On our second flight the weather was just fine and we were able to watch the Cordillera Real and its many snow-capped mountains of more than 6.000 meters high, while our plane was climbing. Then the scenery abruptly changed with the Yungas highlands down below and finally the Amazon Basin, all this within 40 minutes. Even though it was not a charter flight, literally everyone cheered the pilots for finally getting us there.

Apart from the delays, this was an extreme trip: within 40 minutes we moved from a chilly 4.050 meters on the Andean Altiplano to the heat and humidity of the Amazon Basin at 280 meters in Rurrenabaque.

Rurrenabaque Airport, with a stretch of grass as a runway, near Madidi National Park, Bolivia, South America

Rurrenabaque Airport, with a stretch of grass as a runway, near Madidi National Park, Bolivia, South America

Rurrenabaque Airport, Bolivia

Rurrenabaque Airport, Bolivia

This is a very laid-back sleepy village at the edge of the Amazon. Locals move on scooters and nobody harasses you trying to sell you God knows what. Many tourists and locals use hammocks to escape the incredible afternoon heat, while pool addicts like us dish out the 20 Bolivanos or 2 Euros to use the swimming pool at the Hotel Ambaibo.

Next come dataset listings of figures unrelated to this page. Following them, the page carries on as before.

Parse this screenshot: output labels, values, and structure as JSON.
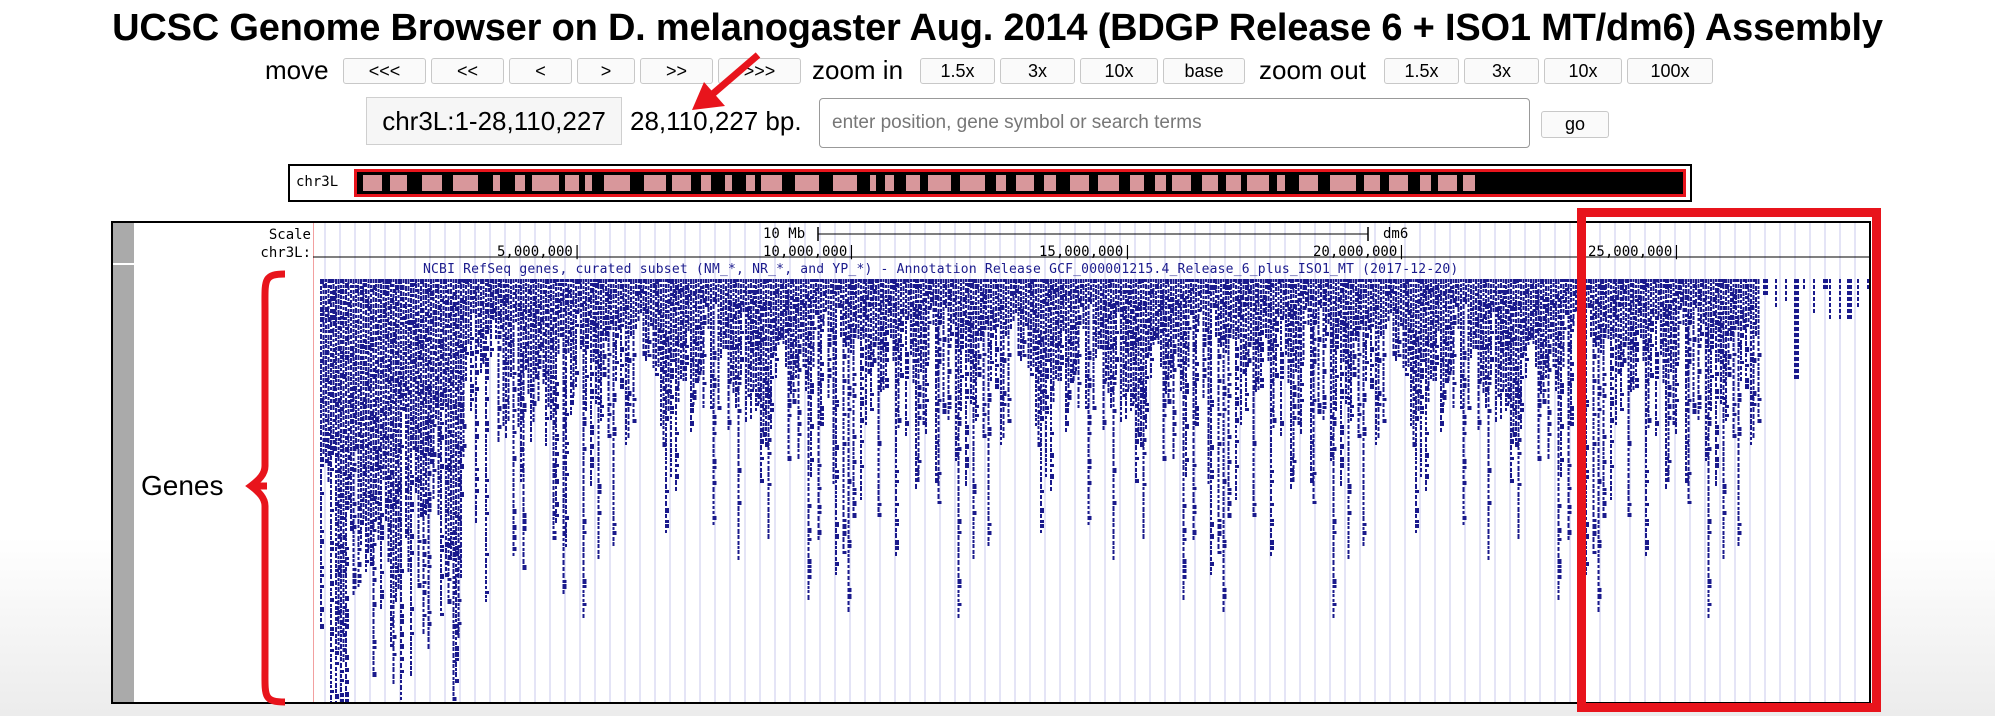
{
  "title": "UCSC Genome Browser on D. melanogaster Aug. 2014 (BDGP Release 6 + ISO1 MT/dm6) Assembly",
  "nav": {
    "move_label": "move",
    "move_buttons": [
      "<<<",
      "<<",
      "<",
      ">",
      ">>",
      ">>>"
    ],
    "zoom_in_label": "zoom in",
    "zoom_in_buttons": [
      "1.5x",
      "3x",
      "10x",
      "base"
    ],
    "zoom_out_label": "zoom out",
    "zoom_out_buttons": [
      "1.5x",
      "3x",
      "10x",
      "100x"
    ]
  },
  "position": {
    "value": "chr3L:1-28,110,227",
    "size": "28,110,227 bp.",
    "search_placeholder": "enter position, gene symbol or search terms",
    "go_label": "go"
  },
  "ideogram": {
    "chrom_label": "chr3L"
  },
  "track": {
    "scale_label": "Scale",
    "chrom_label": "chr3L:",
    "scale_bar_label": "10 Mb",
    "assembly_label": "dm6",
    "ticks": [
      "5,000,000|",
      "10,000,000|",
      "15,000,000|",
      "20,000,000|",
      "25,000,000|"
    ],
    "gene_track_title": "NCBI RefSeq genes, curated subset (NM_*, NR_*, and YP_*) - Annotation Release GCF_000001215.4_Release_6_plus_ISO1_MT (2017-12-20)",
    "gene_color": "#1a1a8c"
  },
  "annotations": {
    "genes_label": "Genes",
    "highlight_color": "#e8141c"
  }
}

We checked in at the Hotel de los Tucanes de Rurre, which was actually the first place where the small bus from the airport stopped “downtown”: a simple but nice place with lots of hammocks in the yard and very cheap. Unfortunately some Israelis were in party mood and stayed in the hammocks most of night drinking. Since every room here has just mosquito nets and no windows, everybody was forced to listen in. We decided to stay at another place when we come back from the trip to the Rain Forest.

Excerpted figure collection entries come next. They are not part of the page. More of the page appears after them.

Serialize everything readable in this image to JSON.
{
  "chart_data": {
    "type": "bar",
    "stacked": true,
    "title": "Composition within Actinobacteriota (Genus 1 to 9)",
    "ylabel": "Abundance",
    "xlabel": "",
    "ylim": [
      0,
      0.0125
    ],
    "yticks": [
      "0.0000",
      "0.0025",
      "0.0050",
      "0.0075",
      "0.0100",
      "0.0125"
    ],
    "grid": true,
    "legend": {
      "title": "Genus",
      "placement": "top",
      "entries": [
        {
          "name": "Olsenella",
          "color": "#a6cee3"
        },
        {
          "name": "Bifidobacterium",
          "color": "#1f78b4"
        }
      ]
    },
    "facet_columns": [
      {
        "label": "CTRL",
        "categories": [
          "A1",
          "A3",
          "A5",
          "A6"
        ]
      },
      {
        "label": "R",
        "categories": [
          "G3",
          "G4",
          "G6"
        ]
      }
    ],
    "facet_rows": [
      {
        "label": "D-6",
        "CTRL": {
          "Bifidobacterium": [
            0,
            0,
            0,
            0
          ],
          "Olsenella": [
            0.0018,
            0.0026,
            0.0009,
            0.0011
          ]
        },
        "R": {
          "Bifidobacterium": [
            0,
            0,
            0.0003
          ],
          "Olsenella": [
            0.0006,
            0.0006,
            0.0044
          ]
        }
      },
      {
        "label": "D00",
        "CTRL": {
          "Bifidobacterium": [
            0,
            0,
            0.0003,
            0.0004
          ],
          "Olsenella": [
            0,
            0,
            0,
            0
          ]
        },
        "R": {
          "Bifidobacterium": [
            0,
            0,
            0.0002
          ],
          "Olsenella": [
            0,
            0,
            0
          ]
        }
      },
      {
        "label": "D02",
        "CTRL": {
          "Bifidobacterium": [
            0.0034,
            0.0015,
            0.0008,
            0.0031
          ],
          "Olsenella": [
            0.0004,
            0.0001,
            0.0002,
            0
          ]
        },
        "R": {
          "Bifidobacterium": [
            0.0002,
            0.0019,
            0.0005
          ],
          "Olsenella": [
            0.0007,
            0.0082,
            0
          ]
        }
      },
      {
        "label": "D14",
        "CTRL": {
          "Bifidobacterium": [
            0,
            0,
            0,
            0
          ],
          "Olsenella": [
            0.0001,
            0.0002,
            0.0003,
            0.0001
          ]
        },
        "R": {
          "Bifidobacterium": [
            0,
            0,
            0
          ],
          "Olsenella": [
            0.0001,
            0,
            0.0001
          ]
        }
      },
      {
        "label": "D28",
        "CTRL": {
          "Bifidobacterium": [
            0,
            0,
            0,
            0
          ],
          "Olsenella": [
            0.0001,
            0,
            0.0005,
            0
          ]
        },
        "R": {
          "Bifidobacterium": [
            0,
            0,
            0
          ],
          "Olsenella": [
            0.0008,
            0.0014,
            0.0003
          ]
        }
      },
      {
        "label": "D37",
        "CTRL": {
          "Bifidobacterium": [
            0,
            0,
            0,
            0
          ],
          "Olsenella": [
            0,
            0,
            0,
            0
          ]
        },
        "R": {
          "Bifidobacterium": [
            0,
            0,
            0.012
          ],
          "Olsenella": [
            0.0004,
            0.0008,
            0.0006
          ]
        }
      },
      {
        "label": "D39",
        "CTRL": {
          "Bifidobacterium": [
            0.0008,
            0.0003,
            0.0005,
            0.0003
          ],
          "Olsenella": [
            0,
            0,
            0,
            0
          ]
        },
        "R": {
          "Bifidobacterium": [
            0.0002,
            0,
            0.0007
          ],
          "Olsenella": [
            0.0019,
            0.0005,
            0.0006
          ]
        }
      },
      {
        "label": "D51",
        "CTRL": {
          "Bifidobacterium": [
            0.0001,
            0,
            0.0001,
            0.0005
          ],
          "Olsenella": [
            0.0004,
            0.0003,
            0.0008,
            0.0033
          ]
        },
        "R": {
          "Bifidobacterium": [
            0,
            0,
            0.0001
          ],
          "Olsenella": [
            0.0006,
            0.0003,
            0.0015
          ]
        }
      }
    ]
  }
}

The first evening, we decided to meet several of our fellow travellers to celebrate our arriving in Rurrenabaque and “of course” headed toward THE traveller’s bar, the Mosquito Jungle Bar. That place is a gold mine: literally every tourist shows up there for a drink, there must have been 100 people there that night, downing cocktails for 28 Bolivianos (2.8 Euros) before heading out to the Pampa or Rainforest.